Sep 16, 2014

Tourism stalls as Abbott cuts funds

Domestic tourism growth has stalled in the key markets of Queensland, the Northern Territory, Tasmania and the ACT following Tony Abbott’s cuts to domestic tourism marketing.

New figures published by Tourism Research Australia show trip expenditure down 11% in the ACT, 8% in Tasmania and 2% in Queensland in the year ending June 2014.

They also show visitor nights down 16% in the ACT, 12% in the Northern Territory and 3.4% in Tasmania as tourists cut trips short, staying fewer days and spending less.

The figures come a year after Tony Abbott ordered Tourism Australia to end all marketing of domestic tourism and focus solely on overseas arrivals.

Domestic tourism is the bread and butter of Australia’s tourism sector, accounting for 70% of the $107 billion industry.

But instead of supporting the sector, the Abbott Government has spent the last 12 months abolishing grant programs, slashing research and cutting support without notice.

The Tourism Industry Regional Fund and the National Tourism Accreditation Framework have been axed while the crucial Survey of Tourist Accommodation will cease next year.
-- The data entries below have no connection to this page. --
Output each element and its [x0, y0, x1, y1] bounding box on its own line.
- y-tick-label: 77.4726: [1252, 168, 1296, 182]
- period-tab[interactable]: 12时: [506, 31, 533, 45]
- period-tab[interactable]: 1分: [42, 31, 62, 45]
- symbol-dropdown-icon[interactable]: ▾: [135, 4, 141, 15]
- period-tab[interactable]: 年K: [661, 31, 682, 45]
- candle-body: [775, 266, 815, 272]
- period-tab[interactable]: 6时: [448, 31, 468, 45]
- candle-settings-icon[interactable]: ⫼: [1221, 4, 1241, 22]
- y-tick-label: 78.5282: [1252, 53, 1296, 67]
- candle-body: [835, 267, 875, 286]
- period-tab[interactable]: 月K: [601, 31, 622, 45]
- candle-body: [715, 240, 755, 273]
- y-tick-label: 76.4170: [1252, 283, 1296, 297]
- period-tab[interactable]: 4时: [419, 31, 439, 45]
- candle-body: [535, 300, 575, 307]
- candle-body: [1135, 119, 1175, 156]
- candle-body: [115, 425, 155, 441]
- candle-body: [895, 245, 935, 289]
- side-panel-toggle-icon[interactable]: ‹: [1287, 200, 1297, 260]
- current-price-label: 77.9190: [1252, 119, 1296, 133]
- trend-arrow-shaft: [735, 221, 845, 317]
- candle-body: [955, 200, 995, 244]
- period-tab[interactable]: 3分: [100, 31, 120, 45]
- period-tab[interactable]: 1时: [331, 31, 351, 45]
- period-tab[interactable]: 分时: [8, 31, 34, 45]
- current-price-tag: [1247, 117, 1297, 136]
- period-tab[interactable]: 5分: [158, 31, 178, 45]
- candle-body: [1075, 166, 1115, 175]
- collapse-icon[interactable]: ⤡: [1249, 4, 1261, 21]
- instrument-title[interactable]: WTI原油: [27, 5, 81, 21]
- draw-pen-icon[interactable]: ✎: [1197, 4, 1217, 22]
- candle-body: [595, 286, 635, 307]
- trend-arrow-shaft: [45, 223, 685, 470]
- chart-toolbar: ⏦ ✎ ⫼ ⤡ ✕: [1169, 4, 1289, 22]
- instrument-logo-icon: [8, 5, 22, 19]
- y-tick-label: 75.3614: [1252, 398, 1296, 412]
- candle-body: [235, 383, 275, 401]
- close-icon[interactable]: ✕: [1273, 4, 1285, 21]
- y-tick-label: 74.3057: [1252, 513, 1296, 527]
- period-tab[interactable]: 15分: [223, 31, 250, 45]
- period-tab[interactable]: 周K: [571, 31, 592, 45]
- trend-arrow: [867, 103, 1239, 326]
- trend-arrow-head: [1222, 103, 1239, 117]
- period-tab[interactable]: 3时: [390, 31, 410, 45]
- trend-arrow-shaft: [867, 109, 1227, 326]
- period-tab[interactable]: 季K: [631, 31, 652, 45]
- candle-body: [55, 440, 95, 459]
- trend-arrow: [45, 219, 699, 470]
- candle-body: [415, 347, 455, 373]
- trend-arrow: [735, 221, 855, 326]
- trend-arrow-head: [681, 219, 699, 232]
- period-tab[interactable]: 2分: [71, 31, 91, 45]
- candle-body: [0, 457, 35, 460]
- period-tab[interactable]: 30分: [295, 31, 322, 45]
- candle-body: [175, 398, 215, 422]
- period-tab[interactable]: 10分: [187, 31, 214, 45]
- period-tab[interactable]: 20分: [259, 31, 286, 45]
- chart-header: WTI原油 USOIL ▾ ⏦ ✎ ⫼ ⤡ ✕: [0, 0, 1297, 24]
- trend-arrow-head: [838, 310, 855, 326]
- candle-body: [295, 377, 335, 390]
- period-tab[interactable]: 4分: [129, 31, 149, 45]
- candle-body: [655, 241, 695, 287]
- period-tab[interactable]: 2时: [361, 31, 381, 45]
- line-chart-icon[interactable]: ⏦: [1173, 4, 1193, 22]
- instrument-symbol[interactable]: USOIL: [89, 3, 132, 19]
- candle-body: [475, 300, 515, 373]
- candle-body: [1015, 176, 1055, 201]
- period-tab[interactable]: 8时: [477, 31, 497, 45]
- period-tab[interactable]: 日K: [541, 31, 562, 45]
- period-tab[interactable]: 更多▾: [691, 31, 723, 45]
Newly released guidelines for the Abbott Government’s small business program, the Entrepreneurs’ Infrastructure Programme, make tourism businesses ineligible for assistance.

The former Labor Government provided assistance to tourism businesses through its Enterprise Connect program which Tony Abbott abolished as part of his 2014-15 Budget cuts.

It is little wonder tourism is suffering under the Abbott Government.

Upon taking office, Mr Abbott failed to appoint a tourism minister, showing that he simply does not consider the sector a priority.

His approach stands in stark contrast with New Zealand, where Prime Minister John Key is also the Minister for Tourism.

The Commonwealth Government should be the Australian tourism sector’s best friend, not a thorn in its side.

Appointing a Minister for Tourism would be a good place to start.